The findings on food consumption revealed that many participants in the current study consumed food from different food groups. However, most of the participants consumed fruits, vegetables and cereals. Protein food sources were rarely consumed except that participants consumed legumes, nuts and seeds 2–3 times per week. These findings are congruent with previous studies that reported high intake of vegetables and cereals among older persons in South Africa (Govender, 2011) and Zambia (Maila et al., 2019). Additionally, maize meal porridge is one of the staple foods in the South African diet and is usually consumed with green leafy vegetables and a small amount of animal-derived food (Labadarios et al., 2005). The rarely consumption of this animal derived food sources could be due their high cost, limited supply and in some cases, due to religious or cultural practices. Insufficient consumption of these animal food source leads to low intake of important micronutrients among this age group (Roohani et al., 2013).
Our study showed low consumption of milk and milk product among the participants. Perhaps this can be attributed to the fact that milk is perceived as tasteless by most elderly people due to deterioration of taste buds. Between 75 and 85 years, the taste buds’ deterioration is 65% reduction of sensitivity to sweet and salty taste. One of the well-established factors that affect food choice is the sensory perceptions to food stimuli. Chemical and physical properties of the food are perceived by the individual in terms of sensory attributes. These sensory attributes of foods can be categorized, in broad terms, as appearance, texture, trigeminal mouth feel, odour and taste (Shepherd, 1999; Alao et al., 2015). The ability to perceive these sensory attributes in addition to liking them determines whether an individual consumes a food (Shepherd, 1999; Mahan & Escott-Stump, 2012). The low consumption of milk and dairy product can explain the reason why participants didn’t meet their dietary intake of calcium. Congruently, in Zambia Maila et al. (2011) reported low consumption of milk and milk product. In Kenya Munoru (2018) reported high consumption of milk among elderly people. In addition, Chollet et al. (2014) reported higher percentage of 96% in the consumption of dairy products in Switzerland.
About (38%) of the study participants had the highest dietary diversity score. This may be due to the fact that almost all participants received social grant. A social grant is given to qualifying poor households as an important contributor in reducing poverty and food insecurity in South Africa. Socioeconomic status plays a vital role in quality of life, including the food choices that these elderlies can make (Mkhize, Napier & Oldewage-Theron, 2013).

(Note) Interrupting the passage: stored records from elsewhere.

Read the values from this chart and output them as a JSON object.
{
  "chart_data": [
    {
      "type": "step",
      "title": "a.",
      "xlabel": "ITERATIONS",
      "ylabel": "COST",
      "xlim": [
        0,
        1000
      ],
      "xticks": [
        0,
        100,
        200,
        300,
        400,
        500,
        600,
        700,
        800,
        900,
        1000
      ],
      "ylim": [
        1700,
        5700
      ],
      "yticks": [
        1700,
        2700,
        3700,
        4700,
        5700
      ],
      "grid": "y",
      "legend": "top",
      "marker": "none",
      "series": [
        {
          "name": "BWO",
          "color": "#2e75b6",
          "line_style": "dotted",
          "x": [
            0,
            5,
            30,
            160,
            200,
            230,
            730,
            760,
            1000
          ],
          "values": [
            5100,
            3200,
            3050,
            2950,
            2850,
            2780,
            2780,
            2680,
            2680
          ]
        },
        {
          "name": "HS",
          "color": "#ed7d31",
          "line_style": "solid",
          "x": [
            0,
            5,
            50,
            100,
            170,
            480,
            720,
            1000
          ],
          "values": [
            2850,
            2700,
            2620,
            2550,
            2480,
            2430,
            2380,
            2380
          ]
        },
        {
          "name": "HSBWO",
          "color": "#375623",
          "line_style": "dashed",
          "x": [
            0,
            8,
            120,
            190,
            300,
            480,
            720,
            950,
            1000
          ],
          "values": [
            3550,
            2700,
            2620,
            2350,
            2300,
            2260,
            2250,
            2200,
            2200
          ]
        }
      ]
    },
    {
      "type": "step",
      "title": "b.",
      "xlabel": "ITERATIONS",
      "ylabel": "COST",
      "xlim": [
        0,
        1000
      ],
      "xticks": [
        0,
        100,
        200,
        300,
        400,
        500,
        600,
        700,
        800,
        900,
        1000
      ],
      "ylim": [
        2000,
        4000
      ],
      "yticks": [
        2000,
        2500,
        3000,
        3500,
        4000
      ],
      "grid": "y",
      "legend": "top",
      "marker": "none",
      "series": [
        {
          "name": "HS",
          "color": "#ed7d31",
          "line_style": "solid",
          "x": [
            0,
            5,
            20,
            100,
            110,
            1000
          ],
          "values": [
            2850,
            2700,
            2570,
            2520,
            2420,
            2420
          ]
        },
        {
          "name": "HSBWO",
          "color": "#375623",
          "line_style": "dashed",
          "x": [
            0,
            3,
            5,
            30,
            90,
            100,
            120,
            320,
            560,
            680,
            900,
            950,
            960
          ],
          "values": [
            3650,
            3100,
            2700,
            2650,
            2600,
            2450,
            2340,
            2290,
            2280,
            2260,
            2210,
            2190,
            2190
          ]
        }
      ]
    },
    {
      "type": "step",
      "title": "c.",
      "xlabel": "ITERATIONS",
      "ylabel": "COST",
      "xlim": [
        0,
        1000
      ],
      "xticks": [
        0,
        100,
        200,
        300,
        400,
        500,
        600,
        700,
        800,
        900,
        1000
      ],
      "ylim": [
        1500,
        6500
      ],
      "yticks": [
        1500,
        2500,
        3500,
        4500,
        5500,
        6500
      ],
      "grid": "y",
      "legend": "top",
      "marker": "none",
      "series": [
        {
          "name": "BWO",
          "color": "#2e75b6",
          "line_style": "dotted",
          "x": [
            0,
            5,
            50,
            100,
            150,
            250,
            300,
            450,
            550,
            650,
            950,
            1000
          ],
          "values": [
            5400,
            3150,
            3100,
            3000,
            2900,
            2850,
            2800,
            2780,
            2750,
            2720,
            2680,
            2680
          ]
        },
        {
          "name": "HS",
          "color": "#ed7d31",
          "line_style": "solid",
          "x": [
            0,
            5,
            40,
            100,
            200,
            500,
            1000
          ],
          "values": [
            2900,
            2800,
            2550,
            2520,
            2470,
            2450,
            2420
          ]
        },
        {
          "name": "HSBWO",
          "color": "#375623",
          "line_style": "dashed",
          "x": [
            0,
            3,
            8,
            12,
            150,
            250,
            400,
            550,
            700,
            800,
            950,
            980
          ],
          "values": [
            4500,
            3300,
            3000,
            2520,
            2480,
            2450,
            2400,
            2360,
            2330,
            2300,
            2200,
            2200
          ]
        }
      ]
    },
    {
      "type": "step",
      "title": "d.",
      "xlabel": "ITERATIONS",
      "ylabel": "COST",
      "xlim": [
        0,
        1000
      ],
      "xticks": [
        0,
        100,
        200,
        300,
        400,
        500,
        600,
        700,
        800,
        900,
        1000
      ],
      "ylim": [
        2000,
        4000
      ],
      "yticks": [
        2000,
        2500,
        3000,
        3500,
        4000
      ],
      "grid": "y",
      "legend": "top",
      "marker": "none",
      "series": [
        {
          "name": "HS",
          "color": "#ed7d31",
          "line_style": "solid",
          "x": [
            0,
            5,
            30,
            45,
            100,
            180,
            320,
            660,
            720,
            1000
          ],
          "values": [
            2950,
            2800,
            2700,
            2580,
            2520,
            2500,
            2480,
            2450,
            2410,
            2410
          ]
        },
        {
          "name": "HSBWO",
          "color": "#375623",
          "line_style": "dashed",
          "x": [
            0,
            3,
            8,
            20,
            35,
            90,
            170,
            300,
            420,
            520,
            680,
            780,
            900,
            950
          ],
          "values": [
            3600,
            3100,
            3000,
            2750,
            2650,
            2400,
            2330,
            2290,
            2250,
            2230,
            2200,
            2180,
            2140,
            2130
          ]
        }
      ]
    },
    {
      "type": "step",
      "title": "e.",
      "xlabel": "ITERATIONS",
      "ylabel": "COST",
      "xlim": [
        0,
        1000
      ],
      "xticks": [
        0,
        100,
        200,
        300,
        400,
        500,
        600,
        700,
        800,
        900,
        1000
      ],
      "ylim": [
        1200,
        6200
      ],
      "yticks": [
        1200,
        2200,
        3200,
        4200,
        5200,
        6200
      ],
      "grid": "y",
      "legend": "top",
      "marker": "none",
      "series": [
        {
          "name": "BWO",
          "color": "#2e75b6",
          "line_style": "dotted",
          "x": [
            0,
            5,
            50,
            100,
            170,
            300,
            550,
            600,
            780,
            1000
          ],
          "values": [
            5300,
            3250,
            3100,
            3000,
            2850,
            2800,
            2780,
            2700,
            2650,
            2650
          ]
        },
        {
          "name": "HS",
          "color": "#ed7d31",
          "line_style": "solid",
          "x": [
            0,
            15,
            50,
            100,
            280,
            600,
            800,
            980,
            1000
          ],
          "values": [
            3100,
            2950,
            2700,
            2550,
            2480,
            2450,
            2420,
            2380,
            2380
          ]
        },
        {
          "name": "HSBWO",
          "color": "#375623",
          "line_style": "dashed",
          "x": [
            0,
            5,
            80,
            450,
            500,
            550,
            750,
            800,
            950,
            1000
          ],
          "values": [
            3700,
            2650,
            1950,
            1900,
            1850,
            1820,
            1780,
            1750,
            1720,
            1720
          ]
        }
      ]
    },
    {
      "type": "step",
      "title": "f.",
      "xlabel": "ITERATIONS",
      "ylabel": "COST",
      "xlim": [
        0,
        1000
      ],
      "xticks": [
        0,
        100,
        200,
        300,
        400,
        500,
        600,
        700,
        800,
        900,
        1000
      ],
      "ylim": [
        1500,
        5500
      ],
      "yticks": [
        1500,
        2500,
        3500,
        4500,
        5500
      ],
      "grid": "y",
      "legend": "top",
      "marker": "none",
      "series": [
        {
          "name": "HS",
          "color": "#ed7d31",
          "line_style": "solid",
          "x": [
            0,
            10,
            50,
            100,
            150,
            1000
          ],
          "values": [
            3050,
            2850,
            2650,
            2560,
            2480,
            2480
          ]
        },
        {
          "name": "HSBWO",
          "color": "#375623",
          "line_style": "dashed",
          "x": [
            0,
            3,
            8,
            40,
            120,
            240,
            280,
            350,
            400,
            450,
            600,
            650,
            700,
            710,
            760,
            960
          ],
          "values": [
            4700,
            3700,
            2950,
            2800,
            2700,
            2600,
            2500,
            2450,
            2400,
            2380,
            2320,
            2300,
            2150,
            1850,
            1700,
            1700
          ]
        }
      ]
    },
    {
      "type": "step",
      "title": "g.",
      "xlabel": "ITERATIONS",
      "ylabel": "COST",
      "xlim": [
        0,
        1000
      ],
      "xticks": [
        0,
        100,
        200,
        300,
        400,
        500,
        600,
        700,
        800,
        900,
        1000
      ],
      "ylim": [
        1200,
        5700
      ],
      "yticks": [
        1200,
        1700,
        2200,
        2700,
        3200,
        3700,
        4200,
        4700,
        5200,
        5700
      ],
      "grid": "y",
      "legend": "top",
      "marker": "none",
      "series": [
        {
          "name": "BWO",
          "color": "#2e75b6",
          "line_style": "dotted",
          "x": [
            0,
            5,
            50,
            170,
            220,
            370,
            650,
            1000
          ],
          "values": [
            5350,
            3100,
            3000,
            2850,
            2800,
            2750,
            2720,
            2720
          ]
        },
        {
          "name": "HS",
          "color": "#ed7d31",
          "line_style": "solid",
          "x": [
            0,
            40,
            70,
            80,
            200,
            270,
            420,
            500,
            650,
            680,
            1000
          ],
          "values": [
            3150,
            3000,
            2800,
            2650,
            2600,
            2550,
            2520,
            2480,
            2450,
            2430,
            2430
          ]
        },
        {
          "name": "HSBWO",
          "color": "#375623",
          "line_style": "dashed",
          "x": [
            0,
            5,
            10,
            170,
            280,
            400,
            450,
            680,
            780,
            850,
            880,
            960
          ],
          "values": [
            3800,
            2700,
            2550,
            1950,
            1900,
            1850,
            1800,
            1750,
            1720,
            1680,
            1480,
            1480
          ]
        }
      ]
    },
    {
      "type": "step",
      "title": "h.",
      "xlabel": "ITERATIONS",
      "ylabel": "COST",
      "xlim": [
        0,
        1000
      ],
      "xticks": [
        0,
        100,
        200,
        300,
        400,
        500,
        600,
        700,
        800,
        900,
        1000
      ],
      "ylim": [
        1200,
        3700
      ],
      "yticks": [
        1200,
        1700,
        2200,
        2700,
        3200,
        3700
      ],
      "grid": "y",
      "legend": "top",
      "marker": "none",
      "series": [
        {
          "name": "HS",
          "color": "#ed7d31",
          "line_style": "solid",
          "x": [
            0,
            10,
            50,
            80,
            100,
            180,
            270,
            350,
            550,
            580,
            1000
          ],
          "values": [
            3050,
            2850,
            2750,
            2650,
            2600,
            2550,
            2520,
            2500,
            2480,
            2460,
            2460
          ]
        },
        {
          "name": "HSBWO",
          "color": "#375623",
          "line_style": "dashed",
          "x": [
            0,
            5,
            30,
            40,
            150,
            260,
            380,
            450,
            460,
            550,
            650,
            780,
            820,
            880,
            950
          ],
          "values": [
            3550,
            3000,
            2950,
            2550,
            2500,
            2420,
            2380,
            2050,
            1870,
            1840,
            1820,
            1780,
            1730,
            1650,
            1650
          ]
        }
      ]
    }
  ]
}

However, Study conducted by Chakona and Shackleton (2019) in South Africa revealed that grant recipients do not use the money for food only but also on other household necessities instead of taking care of the beneficiaries’ own needs. Alao et al. (2015) revealed that income remains a strong determinant in the choice of food consumed by the elderly people. Furthermore, highest dietary score may be linked to overnutrition observed among study participants as indicated by the prevalence of overweight and obesity.
Almost half of the participants didn’t meet their energy intake in the current study. Alao et al. (2015) reported that older who may not eat enough to meet energy needs which can results in increases the risk of nutrition related illness. Our study revealed that even though many participants consumed food from different food groups, it is also noticed from the result of the study that participants didn’t meet the dietary intake of iron, zinc, calcium, vitamin B1, B2 and vitamin C. These may be attributed to the age-related alterations to the sense of taste which is closely linked to poor appetite, inappropriate food choices, and lower nutrient intake. This insufficient intake of micronutrients may be due to the fact that the participants reported low intake of protein. Protein share the same food sources with zinc, iron, vitamin B1 and B2 (Mahan & Escott-Stump, 2012).
The limitation of the present study was that the information on dietary intake relied on the ability of the participants to recall, which might have resulted in under and overreporting. The study was conducted in two villages which cannot be generalized to Thulamela municipality.